Elizabeth Missing is the impressive debut novel by Emma Healey. It has been showered with critical praise and in addition to being nominated for multiple awards was a winner at the 2014 Costa Book Awards, picking up the prize for best first novel.
‘I reach for the phone. Button number four is Elizabeth. It rings and rings. I make a note’
As the title suggests this is at its core a mystery novel but is not your typical thriller. Its protagonist, eighty-two year old Maud seems an unlikely detective. In addition to being in her later years Maud is also struggling with dementia. As Maud becomes increasingly muddled – when even a trip to the shop leads to confusion and a surplus of tinned peaches – would anyone trust what Maud has to say? This is true for both the characters and the reader. The story is told by Maud herself, so she can certainly be considered an unreliable narrator. It is never quite clear whether the information she presents is correct which keeps up the interest in the story. Despite her confusion there is one thing Maud is certain of – her friend Elizabeth is still missing, and she is determined to find her…

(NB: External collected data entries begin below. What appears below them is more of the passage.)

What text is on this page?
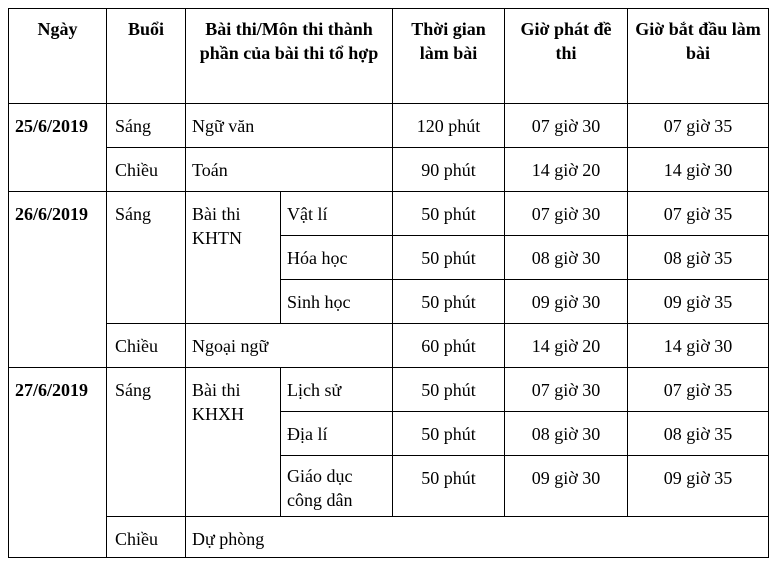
Ngày	Buổi	Bài thi/Môn thi thành phần của bài thi tổ hợp		Thời gian làm bài	Giờ phát đề thi	Giờ bắt đầu làm bài

25/6/2019	Sáng	Ngữ văn		120 phút	07 giờ 30	07 giờ 35

	Chiều	Toán		90 phút	14 giờ 20	14 giờ 30

26/6/2019	Sáng	Bài thi KHTN	Vật lí	50 phút	07 giờ 30	07 giờ 35

			Hóa học	50 phút	08 giờ 30	08 giờ 35

			Sinh học	50 phút	09 giờ 30	09 giờ 35

	Chiều	Ngoại ngữ		60 phút	14 giờ 20	14 giờ 30

27/6/2019	Sáng	Bài thi KHXH	Lịch sử	50 phút	07 giờ 30	07 giờ 35

			Địa lí	50 phút	08 giờ 30	08 giờ 35

			Giáo dục công dân	50 phút	09 giờ 30	09 giờ 35

	Chiều	Dự phòng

‘I don’t want to go into a home, Helen’ I say….’you’re not going into one, Mum’
The other key theme in the novel is dementia, said to have been inspired by Healey’s own experiences of the illness. There were many moments in the book that are poignant. I thought that it was a moving, compelling look at how dementia can affect not only the sufferer but their families and anyone they come into contact with. In particular I liked the character of Helen, Maud’s daughter. You can really see the frustration Helen has as she tries to look after her mother, the struggles she is faced with. But despite her difficulties, her love and dedication to her mother are clear.

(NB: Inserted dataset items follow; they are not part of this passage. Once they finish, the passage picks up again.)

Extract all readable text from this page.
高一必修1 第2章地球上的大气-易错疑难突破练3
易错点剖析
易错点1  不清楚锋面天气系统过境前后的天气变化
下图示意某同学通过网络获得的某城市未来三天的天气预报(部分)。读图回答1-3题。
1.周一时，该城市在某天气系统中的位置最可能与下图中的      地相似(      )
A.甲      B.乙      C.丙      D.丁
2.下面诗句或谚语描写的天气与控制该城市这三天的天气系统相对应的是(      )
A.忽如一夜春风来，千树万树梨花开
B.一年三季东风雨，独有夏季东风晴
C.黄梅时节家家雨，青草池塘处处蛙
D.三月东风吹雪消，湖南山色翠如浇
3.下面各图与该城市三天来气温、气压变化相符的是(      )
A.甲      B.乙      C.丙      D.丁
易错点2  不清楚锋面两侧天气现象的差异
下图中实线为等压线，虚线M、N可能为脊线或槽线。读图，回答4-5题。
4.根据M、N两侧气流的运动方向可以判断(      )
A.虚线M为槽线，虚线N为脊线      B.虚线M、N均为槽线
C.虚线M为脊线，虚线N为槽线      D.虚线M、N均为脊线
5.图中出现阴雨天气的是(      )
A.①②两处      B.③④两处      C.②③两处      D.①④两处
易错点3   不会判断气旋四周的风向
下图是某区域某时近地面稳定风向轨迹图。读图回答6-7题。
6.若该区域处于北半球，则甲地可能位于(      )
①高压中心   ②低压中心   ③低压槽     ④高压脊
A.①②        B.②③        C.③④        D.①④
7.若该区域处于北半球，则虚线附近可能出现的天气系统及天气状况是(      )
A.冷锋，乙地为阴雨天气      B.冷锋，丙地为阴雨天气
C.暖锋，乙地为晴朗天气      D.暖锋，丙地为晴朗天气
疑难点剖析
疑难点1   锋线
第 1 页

‘I didn’t know if it was Sukey’s, but there was something odd about it, something sinister’
In addition to the mystery surrounding Elizabeth’s whereabouts there is a second mystery in the story surrounding the disappearance of a second person. There is the matter of the absence of Maud’s sister Sukey, who has not been seen for some seventy years. This twin mystery element worked really well. Maud’s present day recollections and memories of her past are skilfully interwoven. This makes the story even more gripping as we try to uncover the truth about both missing parties. There is also a doubt about whether the incidents are linked or whether Maud is recalling information about one that may relate to the other.

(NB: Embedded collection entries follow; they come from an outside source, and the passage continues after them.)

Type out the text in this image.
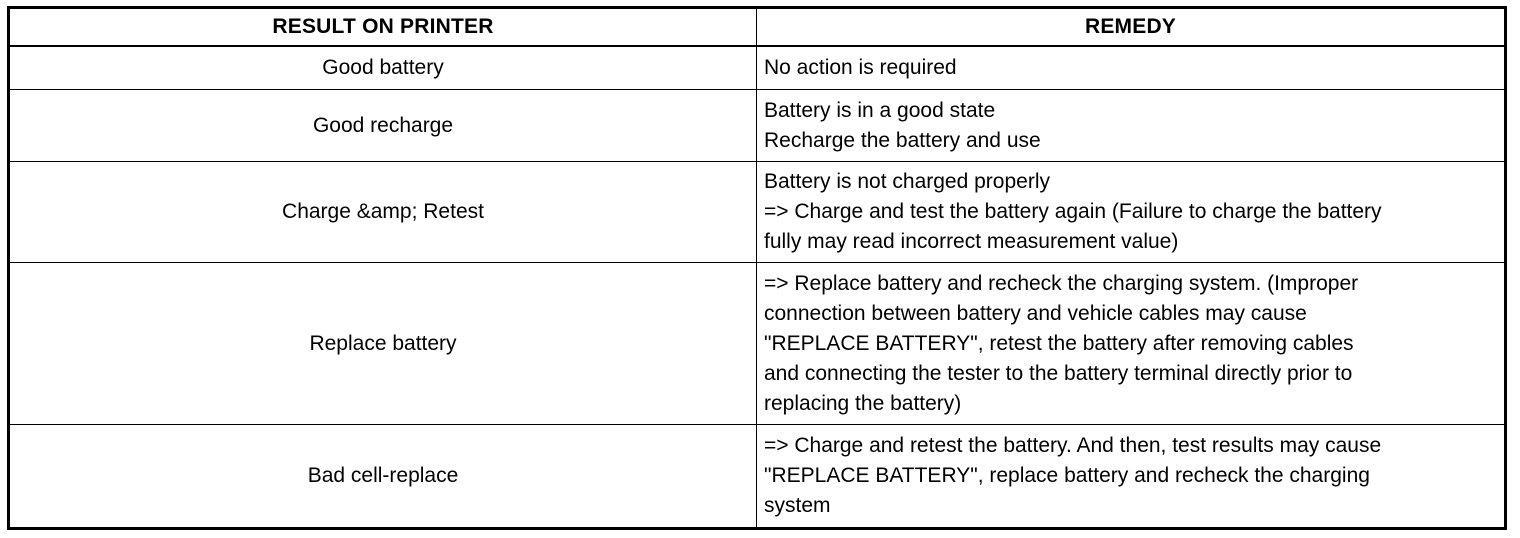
RESULT ON PRINTER	REMEDY
Good battery	No action is required
Good recharge
Battery is in a good state
Recharge the battery and use
Charge &amp; Retest
Battery is not charged properly
=> Charge and test the battery again (Failure to charge the battery
fully may read incorrect measurement value)
Replace battery
=> Replace battery and recheck the charging system. (Improper
connection between battery and vehicle cables may cause
"REPLACE BATTERY", retest the battery after removing cables
and connecting the tester to the battery terminal directly prior to
replacing the battery)
Bad cell-replace
=> Charge and retest the battery. And then, test results may cause
"REPLACE BATTERY", replace battery and recheck the charging
system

‘…they’ve been labelled like my KETTLE plug and my TEA jar. Their label is POLICE’
Despite the difficult subject matter it tackles, Elizabeth is Missing is not a particularly dark novel. It is a charming book, gently humorous in places. Whilst providing an interesting detective story to keep us hooked it also offers much more about family, love, loss and hope. It is a thoroughly readable story of mystery, and a meditation on the power of memory.